La montée hors de Téhéran

La première heure hors de Téhéran est sèche, brune et montagneuse au sens du plateau — versants broussailleux, épingles à cheveux ouvrant sur de longues vues en arrière vers la ligne de smog au-dessus de la capitale. Puis la route traverse le tunnel de Kandovan, creusé dans la roche solide près du point culminant de l’autoroute, et quelque chose change presque instantanément de l’autre côté : la couverture nuageuse s’épaissit, la roche devient plus sombre et plus humide, et le vert commence à apparaître par touches qui se densifient à chaque kilomètre de descente.

La route de Chalus descendant à travers des montagnes verdoyantes enveloppées de nuages vers la côte caspienne

Dans la forêt

Au moment où la route atteint la ville de Chalus elle-même, la transformation est complète — une dense forêt hyrcanienne se referme des deux côtés, des cascades apparaissent à des tournants imprévus, et des étals au bord de la route vendent des noix fraîches, du miel et des fruits secs locaux aux conducteurs qui s’arrêtent pour la vue. Nous nous sommes arrêtés à l’une de ces aires où une famille avait dressé une table pliante pour vendre du cuir de fruits fait maison, et avons fini par passer vingt minutes à discuter avec eux de la route, du temps qu’il faisait, et si nous roulions jusqu’à Chalus ou plus loin encore le long de la côte.

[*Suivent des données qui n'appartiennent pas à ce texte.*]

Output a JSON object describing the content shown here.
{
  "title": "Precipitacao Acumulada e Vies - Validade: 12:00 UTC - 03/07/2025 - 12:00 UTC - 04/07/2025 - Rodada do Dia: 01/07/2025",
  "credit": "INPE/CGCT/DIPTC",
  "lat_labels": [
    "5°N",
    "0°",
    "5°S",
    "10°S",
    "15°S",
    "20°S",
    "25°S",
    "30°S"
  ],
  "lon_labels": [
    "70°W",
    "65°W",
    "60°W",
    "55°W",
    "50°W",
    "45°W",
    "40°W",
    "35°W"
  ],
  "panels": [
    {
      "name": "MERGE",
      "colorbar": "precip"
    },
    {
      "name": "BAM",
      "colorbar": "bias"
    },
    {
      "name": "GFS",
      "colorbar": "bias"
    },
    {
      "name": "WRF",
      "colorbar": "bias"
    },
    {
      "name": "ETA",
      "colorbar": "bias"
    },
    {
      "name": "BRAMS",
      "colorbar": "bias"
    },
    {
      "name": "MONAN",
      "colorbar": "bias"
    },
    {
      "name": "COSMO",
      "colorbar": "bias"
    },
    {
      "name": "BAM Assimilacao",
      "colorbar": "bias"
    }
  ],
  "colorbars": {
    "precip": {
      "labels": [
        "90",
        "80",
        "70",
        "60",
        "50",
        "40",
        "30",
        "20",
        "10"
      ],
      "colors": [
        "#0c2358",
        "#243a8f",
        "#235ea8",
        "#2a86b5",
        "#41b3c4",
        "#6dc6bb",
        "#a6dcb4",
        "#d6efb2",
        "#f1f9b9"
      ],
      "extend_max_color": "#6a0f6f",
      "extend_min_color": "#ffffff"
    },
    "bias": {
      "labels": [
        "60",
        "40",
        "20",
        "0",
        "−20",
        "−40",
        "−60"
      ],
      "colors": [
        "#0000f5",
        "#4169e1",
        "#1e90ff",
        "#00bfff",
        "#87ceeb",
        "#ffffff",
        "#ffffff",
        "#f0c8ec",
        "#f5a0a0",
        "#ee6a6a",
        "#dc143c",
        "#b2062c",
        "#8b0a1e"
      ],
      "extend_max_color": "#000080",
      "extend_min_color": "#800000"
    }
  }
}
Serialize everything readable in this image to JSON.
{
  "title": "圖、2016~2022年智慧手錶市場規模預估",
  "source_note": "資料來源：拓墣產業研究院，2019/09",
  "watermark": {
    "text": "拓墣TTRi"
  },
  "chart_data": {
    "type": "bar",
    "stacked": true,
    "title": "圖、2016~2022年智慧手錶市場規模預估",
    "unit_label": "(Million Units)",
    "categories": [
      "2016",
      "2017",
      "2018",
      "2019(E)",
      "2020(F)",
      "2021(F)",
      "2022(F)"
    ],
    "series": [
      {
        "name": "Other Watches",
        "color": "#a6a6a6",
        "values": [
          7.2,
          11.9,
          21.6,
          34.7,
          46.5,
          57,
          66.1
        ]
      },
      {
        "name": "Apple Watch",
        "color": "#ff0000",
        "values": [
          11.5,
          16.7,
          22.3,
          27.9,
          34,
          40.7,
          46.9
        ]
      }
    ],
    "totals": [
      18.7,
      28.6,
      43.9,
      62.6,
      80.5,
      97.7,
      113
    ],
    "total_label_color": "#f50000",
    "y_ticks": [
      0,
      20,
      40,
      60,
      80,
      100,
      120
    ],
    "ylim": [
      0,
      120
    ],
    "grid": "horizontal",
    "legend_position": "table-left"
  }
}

Un étal de fruits au bord de la route de Chalus, avec une forêt verte dense et une brume de montagne derrière

Bien faire les choses

Le trajet se fait en moins de trois heures sans arrêt, mais cela passe complètement à côté de l’intérêt de la route — les aires d’arrêt, les maisons de thé perchées au bord des falaises, la cascade soudaine visible depuis un virage qu’on n’attendait pas. Je réserverais une journée entière si possible, en traitant la route de Chalus elle-même comme la destination plutôt que comme un simple couloir de transit entre Téhéran et la côte. La circulation les jeudi et vendredi après-midi, quand les Téhéranais fuient la ville pour le week-end, peut transformer le trajet en une avancée très lente, mais très pittoresque.

Quand y aller : Le printemps et le début de l’été, pour des cascades au maximum de leur débit et une forêt à son plus vert. Évitez si possible les jeudis après-midi et les vendredis matin — la circulation du week-end dans les deux sens peut ajouter des heures à ce qui est autrement un trajet de trois heures.